I think I would do what Bob Andras did when he was elected from the Lakehead and he arrived and found out he was going to be the minister. He started asking basic questions, like why do we have any immigration? And of course the bureaucrats, and I was one of them, couldn't give him a sensible answer. So he said we have to do a fundamental basic study on immigration. “Times are changing. We did need them when the west was wide open and we needed thousands of people to go out there and settle on the land, but do we really need them now?” So he set up a green paper study that went across the country.
Essentially, I think we have to figure out why we are bringing in immigrants. Most of the economists who know a lot about immigration and make it their field of study, like George Borjas at Harvard and many others, are saying that immigration doesn't really help the economy, not significantly. What you have to look at is whether it increases the per capita income of the current population, and most studies indicate that it does not. It does not. And our own economic studies dating back to the Macdonald royal commission, the Economic Council report, and Health and Welfare did an extensive study, significantly pointed out that immigration has very little impact on the economy.
The labour force may be a different thing. But again, if you're bringing in a lot of foreign labour, you are inhibiting the chances of people who are already here from getting training so they can get into the trades they want to get into. That should be a study. There isn't, in my view, a national labour force policy that makes sense.
You have high unemployment in the Maritimes. You have employers in Calgary who want 60,000 workers and can't get them. I don't know how you resolve that, but I think it's unwise to assume that you should keep doing this for labour force reasons.

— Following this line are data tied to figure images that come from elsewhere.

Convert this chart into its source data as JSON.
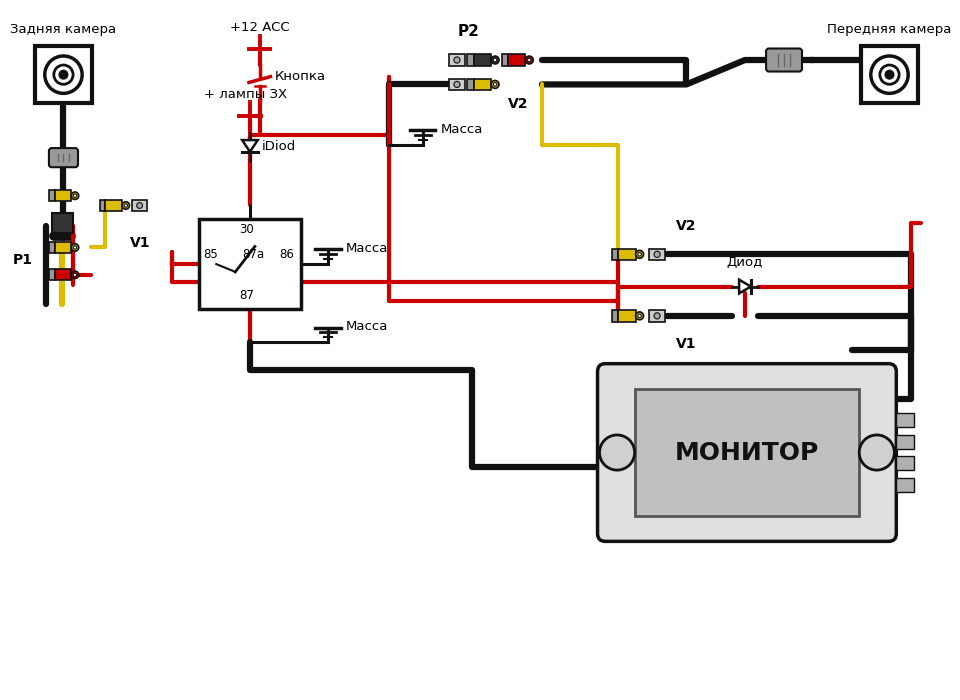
{
  "bg_color": "#ffffff",
  "label_rear_camera": "Задняя камера",
  "label_front_camera": "Передняя камера",
  "label_p1": "P1",
  "label_p2": "P2",
  "label_v1_left": "V1",
  "label_v2_top": "V2",
  "label_v2_right": "V2",
  "label_v1_right": "V1",
  "label_acc": "+12 ACC",
  "label_button": "Кнопка",
  "label_lamp": "+ лампы ЗХ",
  "label_idiod": "iDiod",
  "label_massa1": "Масса",
  "label_massa2": "Масса",
  "label_massa3": "Масса",
  "label_diod": "Диод",
  "label_monitor": "МОНИТОР",
  "wire_red": "#cc0000",
  "wire_black": "#111111",
  "wire_yellow": "#ddbb00",
  "connector_gray": "#999999",
  "connector_yellow": "#ddbb00",
  "connector_red": "#cc0000",
  "connector_black": "#333333",
  "connector_light_gray": "#cccccc"
}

The House of Lords in England did a study in 2008 and concluded that the British bringing in 190,000 immigrants each year was ridiculous. They didn't need immigrants for the economy, they were not helping the labour force, and they certainly don't help the aging. Yet Mr. Kenney, who was here this morning, will argue that we need immigrants for economic development, we need immigrants for labour force enhancement, and we need immigrants because of the aging of our labour force. There aren't economists who buy into that. Most countries don't buy into that.
I think we need a fundamental reform of the system. Initially, the backlog is the first thing you have to tackle, and it's a tough one. But I think Richard has given some excellent ideas. My own view is that until you get the backlog off your back, you'll not be able to run a proper immigration program.
On the provincial nomination program, it's working reasonably well, but the danger there is that these people coming in do not have to meet any federal standards of education, skills, or occupations. That can be a problem if they start moving around.